15 Responses to “November 9, 1989”

  1. charlotte Says:

    Oh wow. Your dad’s story … amazing! How did he make it into West Germany, then?

    I lived too far west to see the first influx of the Trabbis, but I remember celebrating in the streets of Wiesbaden with thousands of other people …

  2. Fabulous Says:

    Political prisoners were usually not allowed to stay in the East. Part of amnesty was a kick over a bridge from East to West Berlin.. Like in a spy movie. No joke.

  3. stefanie Says:

    I was in a Trabi and my parents and I were on our way to Eschwege, Hessen. I was only 5 years old then but I remember it very well.

  4. AmyB Says:

    *sniff* Great post, U. I hope you are able to talk to your dad on this day! ((hugs))

  5. Innismir Says:

    Agreed: Great post. I just remember my father hearing it on WBZ and being in shock. I was a wee lad of 9 at the time and had no idea of the significance.

    Your father is a supreme and total bad*ss by the way. I salute him.

  6. Lori Cav Says:

    Wow that is an amazing story

  7. Melissa Riley Says:

    I remember that day, I was a stay at home mom back then and sat in front of the TV crying at the enormity of it all. How amazing that you witnessed this…and how incredible for your father!
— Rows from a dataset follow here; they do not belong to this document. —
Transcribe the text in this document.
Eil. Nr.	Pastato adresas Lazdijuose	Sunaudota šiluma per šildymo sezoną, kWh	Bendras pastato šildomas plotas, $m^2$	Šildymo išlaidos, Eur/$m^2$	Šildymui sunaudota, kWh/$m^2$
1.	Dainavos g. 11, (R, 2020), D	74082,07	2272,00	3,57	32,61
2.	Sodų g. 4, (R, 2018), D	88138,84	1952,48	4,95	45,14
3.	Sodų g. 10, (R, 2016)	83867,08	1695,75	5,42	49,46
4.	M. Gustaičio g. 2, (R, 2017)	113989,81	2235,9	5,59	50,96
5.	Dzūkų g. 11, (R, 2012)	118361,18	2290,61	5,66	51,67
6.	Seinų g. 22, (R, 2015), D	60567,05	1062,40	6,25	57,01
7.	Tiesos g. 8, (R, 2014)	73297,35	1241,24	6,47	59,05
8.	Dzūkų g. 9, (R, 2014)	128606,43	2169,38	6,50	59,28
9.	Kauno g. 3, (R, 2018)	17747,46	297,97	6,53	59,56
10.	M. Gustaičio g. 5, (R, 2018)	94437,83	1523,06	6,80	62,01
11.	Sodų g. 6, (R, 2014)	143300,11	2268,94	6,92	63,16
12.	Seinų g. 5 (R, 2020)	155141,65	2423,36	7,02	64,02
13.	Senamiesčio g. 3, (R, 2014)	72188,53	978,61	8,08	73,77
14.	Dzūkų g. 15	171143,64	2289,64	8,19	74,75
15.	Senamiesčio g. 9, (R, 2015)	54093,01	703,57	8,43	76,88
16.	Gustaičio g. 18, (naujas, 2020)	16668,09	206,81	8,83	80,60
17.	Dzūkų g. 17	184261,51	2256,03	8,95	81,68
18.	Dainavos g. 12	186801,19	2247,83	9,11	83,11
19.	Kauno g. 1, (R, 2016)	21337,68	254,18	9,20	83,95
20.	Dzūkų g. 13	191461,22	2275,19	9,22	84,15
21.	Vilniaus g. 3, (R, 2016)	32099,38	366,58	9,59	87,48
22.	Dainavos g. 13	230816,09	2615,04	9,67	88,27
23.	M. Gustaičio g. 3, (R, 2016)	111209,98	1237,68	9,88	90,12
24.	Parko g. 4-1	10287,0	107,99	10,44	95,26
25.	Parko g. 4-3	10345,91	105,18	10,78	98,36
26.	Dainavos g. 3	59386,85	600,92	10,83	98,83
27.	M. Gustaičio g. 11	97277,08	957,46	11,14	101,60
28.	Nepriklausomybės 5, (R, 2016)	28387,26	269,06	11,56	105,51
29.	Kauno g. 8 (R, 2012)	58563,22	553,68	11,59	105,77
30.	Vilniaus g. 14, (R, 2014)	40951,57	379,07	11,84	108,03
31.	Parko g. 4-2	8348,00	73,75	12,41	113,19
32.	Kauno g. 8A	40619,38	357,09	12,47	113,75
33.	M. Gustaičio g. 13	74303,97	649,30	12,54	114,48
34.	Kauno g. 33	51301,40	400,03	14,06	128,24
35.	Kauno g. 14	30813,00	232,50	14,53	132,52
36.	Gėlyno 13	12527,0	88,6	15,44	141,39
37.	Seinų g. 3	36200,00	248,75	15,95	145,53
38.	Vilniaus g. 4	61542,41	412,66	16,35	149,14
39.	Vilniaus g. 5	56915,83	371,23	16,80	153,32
  8. Not So Little Woman Says:

    I remember it too. In school they gave us part of the morning off and we were told we could paint on the playground with chalk what this day meant for us. I was 13 and so far away from it all that I didn’t quite get the importance of it. But I remember the sense of joy all over the school.

  9. Emblita Says:

    Your dads story is nothing short of amazing, and the fall of the wall was felt all over.
    I was at the summerhouse with my parents watching the events on tv (in black and white and terrible reception), I was only 11 then but I still understood that something incredible was happening.

  10. tobeannounced Says:

    Wow! I had no idea… what a story!

  11. Deirdre Says:

    Thanks for the reminder of what it was like. I was surprised to read of bunch of DDR nostalgia in the LA Times yesterday by people who say how much was lost of the DDR’s egalitarian culture. Not so much, I think…

  12. Steffi Says:

    Wow, thanks for sharing the story about your Dad. He is an amazing men!
    I didn’t know you lived so close to the border.

  13. kim Says:

    wow. that is an absolutely amazing story. your dad is a great man. i don’t remember much detail about the time 20 years ago – i was only 12 – but i remember knowing this was big. honestly though, i didn’t “get” how huge it really was until later. what a great anniversary for germany and … you’ll be home soon, right? xoxo

  14. bigappletobigbear Says:

    I am glad for the freedom that reached East Germany and for the fall of the Iron Curtain, but yesterday it was really hard for me to get past Kristallnacht.